Encyclopedia of Glass Science, Technology, History, and Culture. Группа авторов

Figure 5 The strong contrast between the potential energy changes induced by variations of Si–O distances and S–O–Si angles indicated by the calculated surfaces of constant energy of H₆Si₂O₇ clusters.

      Source: After [23].

2 Some Basic Concepts of Glass Science

      2.1 From Metastability to Relaxation

The silica issue illustrates how answers to apparently simple problems can require in‐depth analyses for which theoretical concepts presented in various chapters of the Encyclopedia should prove useful. To help readers whose knowledge of the glassy state is minimal, however, the rest of this introduction will be devoted to a brief presentation of some basic concepts pertaining to glass and nonequilibrium systems, which will thus not need to be commented upon in specific chapters.
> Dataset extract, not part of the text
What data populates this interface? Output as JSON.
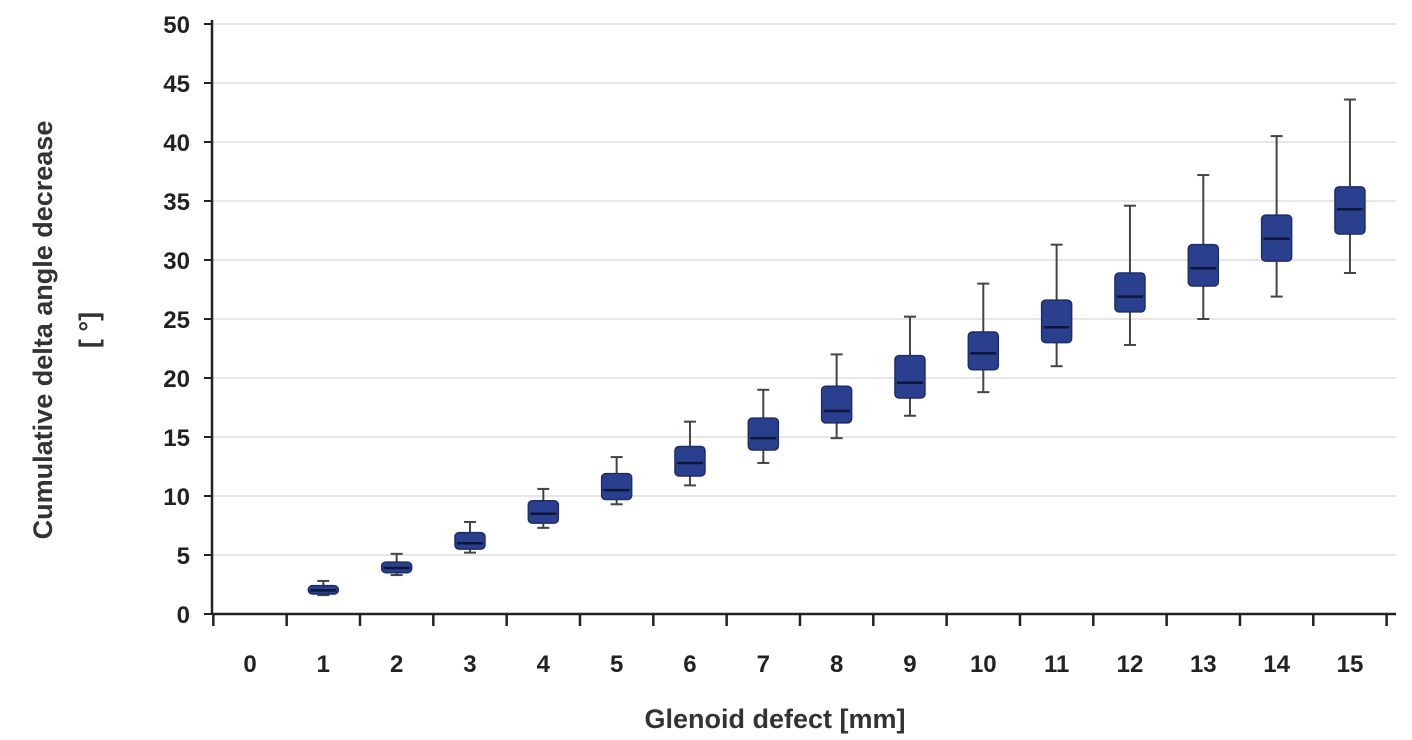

      In preamble, it would be useful to define precisely what a glass is before discussing any of its properties. In accordance with its intrinsically disordered nature, however, glass might be pleasantly defined as a material that is difficult to define in an unambiguous or fully consistent manner. In Chapter 10.11, a glass is nonetheless defined as a macroscopically homogeneous amorphous solid whose properties (physical, chemical, or structural) vary with its preparation conditions. Usual definitions differ depending on whether the emphasis is put on the disordered atomic structure of the material or on the existence of a glass transition separating a solid material at lower temperature from a supercooled liquid at higher temperatures. Because glass structures depend on the type of system considered, they are described in widely different ways for oxides, metals, or organic polymers so that they do not lend themselves to a brief, general presentation.

      Although a glass transition cannot always be observed, its phenomenology and its implications on glass properties are in contrast common not only to all glass‐forming liquids, but also to partially disordered systems such as plastic crystals. In view of their dual practical and theoretical importance, the main features of the glass transition will thus be summarized here in a qualitative way. Without making any reference to recent advances in the field, the purpose is simply to describe the phenomenology of vitrification and its effects on physical properties, to introduce some of the groundbreaking concepts that have been proposed to account for them, and to highlight some simplifying features thanks to which intrinsically complex glass problems become more tractable.

      A main source of difficulty is that the time parameter must be considered because of the kinetic nature of the glass transition. In the backdrop is the way in which the Gibbs free energy of a glass‐forming liquid would be minimized under given experimental conditions and, thus, the kinetics at which physical properties relax after changes in intensive thermodynamic variables (Chapter 3.7). The largest and most rapid decrease of the Gibbs free energy would of course be ensured by crystallization. To bypass it, it has been known from time immemorial that a melt must be cooled rapidly enough. Other things being equal, vitrification is favored by large freezing‐point depressions near eutectic compositions, which result in increased viscosities and reduced thermodynamic driving forces for crystallization.

      With very few exceptions (e.g. [25]), however, supercooled liquids do crystallize more or less rapidly upon prolonged annealing. Perhaps also influenced by the early twentieth‐century conception that glasses were supercooled liquids (Chapter 10.11), a commonly held assumption is that any glass would eventually crystallize. This assumption is in fact plainly contradicted by the 4.6‐billion year old glasses found in meteorites (Chapter 7.1). What has ensured their long‐term preservation has been the extremely dry conditions of extraterrestrial space, which have prevented them from weathering. Since their SiO₂‐poor compositions would make them prime candidates for ready devitrification, the almost infinite metastability enjoyed by these glasses is especially significant. The crystallization issue will thus be left aside in the following.

      2.2 Relaxation: Phenomenological Aspects

      Atomic mobility is the hallmark of the molten state as illustrated by the ready flow of a liquid adjusting to the shape of its container. Contrary to crystals where atomic positions are fixed and strongly constrained by long‐range symmetry, liquids are characterized by dynamic disorder, i.e. by unceasing atomic rearrangements. This structural incompatibility between a crystal and a liquid makes any progressive transformation of one phase into the other impossible. In contrast, the vitrification of liquids is clearly a continuous process during which disordered structures become frozen in as revealed by progressively increasing viscosities, which eventually becomes so high that the materials have mechanically become a solid.

At high temperatures, the liquid is in internal thermodynamic equilibrium because its properties are time independent and uniquely determined by two intensive variables, usually taken to be pressure and temperature. At high viscosities, however, this simplicity no longer holds true as seen if one exerts a stress on the liquid at constant temperature or change the temperature at constant stress (Figure 6a). For a window glass [26], a constant, equilibrium shear viscosity is, for example, reached more rapidly in the former case than in the latter but this difference does not need to be commented upon here because pressure and temperature changes are of a different nature. Of greater importance is that Boltzmann superposition principle (Chapter 10.11) applies because, if both perturbations are simultaneously exerted, the response of the system is the sum of the two individual responses (Figure 6a).